For instance, despite the apparently high valuations of minority languages found in some of the debates, it is apparent these valuations apply only to certain very restricted ‘linguistic markets’, e.g. public celebrations and literary education. Policy-makers can therefore claim to be taking decisive action to support languages, but are not taking account of the low value they will continue to have on the ‘linguistic markets’ of daily life, (e.g. in dealing with local government, non-literary educational settings, job interviews, etc.), and in international contexts (e.g. multinational companies based in Scotland, call centres). Multilingualism is thus constructed as desirable only when it does not interfere with mainstream communication in English.

 

Panel chair (with Ruth Wodak and Michał Krżyżanowski): Multilingual Encounters in Institutions

University of Southampton

Thematic Panel Abstract:


Participants

Organisers
Ruth Wodak    Lancaster
Michał Krzyżanowski    Lancaster
Johann Unger   Vienna

Other contributors
Adrian Blackledge    Birmingham
Bernhard Forchtner    Lancaster
Georges Lüdi    Basel
Luisa Martin-Rojo    U Autónoma de Madrid
Frank van Splunder    Antwerpen

General overview abstract
The purpose of this panel is to explore the overall conference theme, ‘Negotiating transnational space & multilingual encounters’ in the context of institutions.

Multilingual encounters have become commonplace in many national institutions, and have of course been an essential part of most supranational institutions since their inception. The main aim of the panel will be therefore be to explore and discuss different ways of researching the discursive dimensions of these encounters, and to critically examine their relevance to policy, politics and society as a whole. This will include institutions at the local, regional, national and supranational level.
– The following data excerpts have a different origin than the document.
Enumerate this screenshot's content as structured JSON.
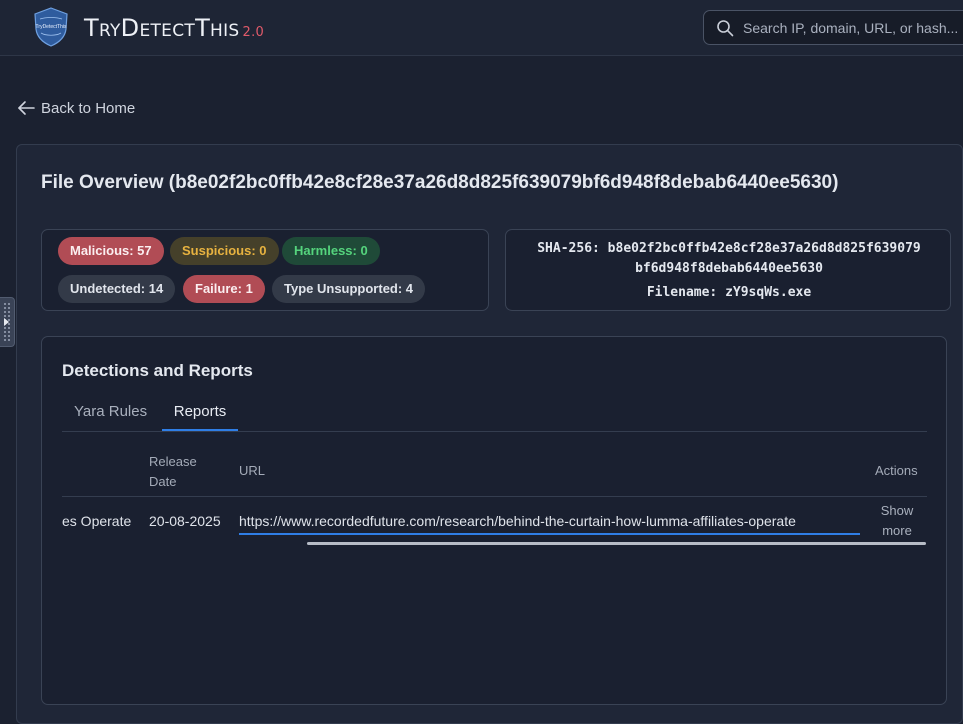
{
  "header": {
    "brand": "TryDetectThis",
    "version": "2.0",
    "logo_text": "TryDetectThis",
    "search_placeholder": "Search IP, domain, URL, or hash..."
  },
  "nav": {
    "back_label": "Back to Home"
  },
  "overview": {
    "title": "File Overview (b8e02f2bc0ffb42e8cf28e37a26d8d825f639079bf6d948f8debab6440ee5630)",
    "stats": {
      "malicious": "Malicious: 57",
      "suspicious": "Suspicious: 0",
      "harmless": "Harmless: 0",
      "undetected": "Undetected: 14",
      "failure": "Failure: 1",
      "type_unsupported": "Type Unsupported: 4"
    },
    "hash_line1": "SHA-256: b8e02f2bc0ffb42e8cf28e37a26d8d825f639079",
    "hash_line2": "bf6d948f8debab6440ee5630",
    "filename_line": "Filename: zY9sqWs.exe"
  },
  "detections": {
    "title": "Detections and Reports",
    "tabs": [
      {
        "label": "Yara Rules",
        "active": false
      },
      {
        "label": "Reports",
        "active": true
      }
    ],
    "columns": {
      "release_date_1": "Release",
      "release_date_2": "Date",
      "url": "URL",
      "actions": "Actions"
    },
    "rows": [
      {
        "name": "es Operate",
        "release_date": "20-08-2025",
        "url": "https://www.recordedfuture.com/research/behind-the-curtain-how-lumma-affiliates-operate",
        "action_1": "Show",
        "action_2": "more"
      }
    ]
  },
  "colors": {
    "accent": "#2f7ee6",
    "malicious": "#b14c55",
    "suspicious": "#e7b240",
    "harmless": "#55d47d",
    "brand_version": "#e05a6a"
  }
}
Multilingualism is often seen as an obstacle, not an opportunity, at least with respect to European public and private spheres. We therefore have invited a number of contributions that address the following questions:

1)    How is multilingualism conceptualised and talked about in different institutions?
2)    How do different institutions ‘deal with’ multilingualism, both
a.    internally, e.g. through institutional regulations, social and discursive practices, etc. and
b.    externally, e.g. through institutional self-presentation, policies, interactions with politics, the media, civil society, etc.
3)    What are the policy-making roles and challenges for the future for various institutions with respect to multilingualism?
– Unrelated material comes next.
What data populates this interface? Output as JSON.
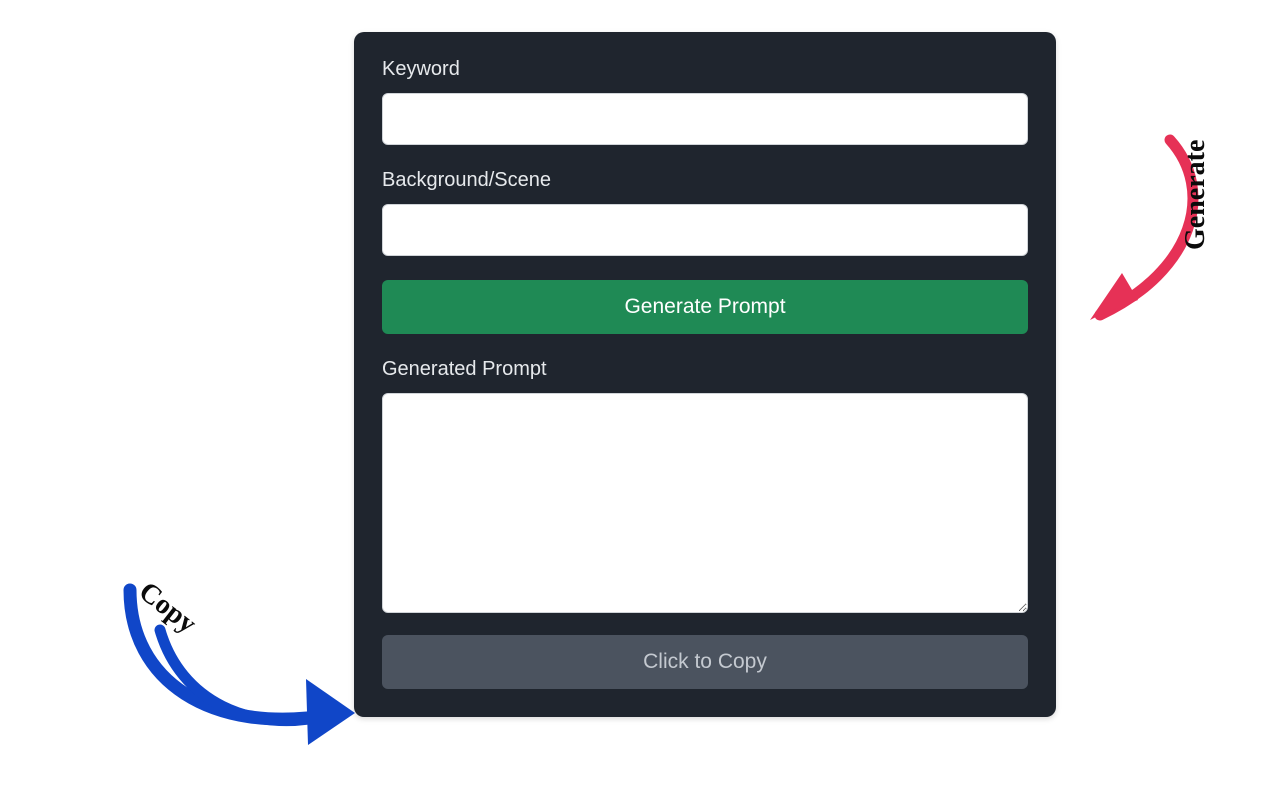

The individual papers can be loosely grouped by type of institution concerned:

1)    private sector institutions: international and national companies (Lüdi)
2)    national and supranational (political) institutions: the European Commission (Krzyżanowski, Forchtner), the European Parliament (Wodak), and the Scottish Parliament (Unger)
3)    educational institutions: mainstream schools (Martin Rojo), ‘complementary’, i.e. part-time, community-run schools (Blackledge), and universities (van Splunder)

There are of course numerous theoretical and methodological approaches to this topic, and our invited participants represent a broad cross-section of these approaches, with a particular emphasis on critical approaches to discourse and to language policy and planning. We anticipate that the application of these different approaches to different types of institution will provide a fruitful opportunity to share knowledge in an interdisciplinary setting.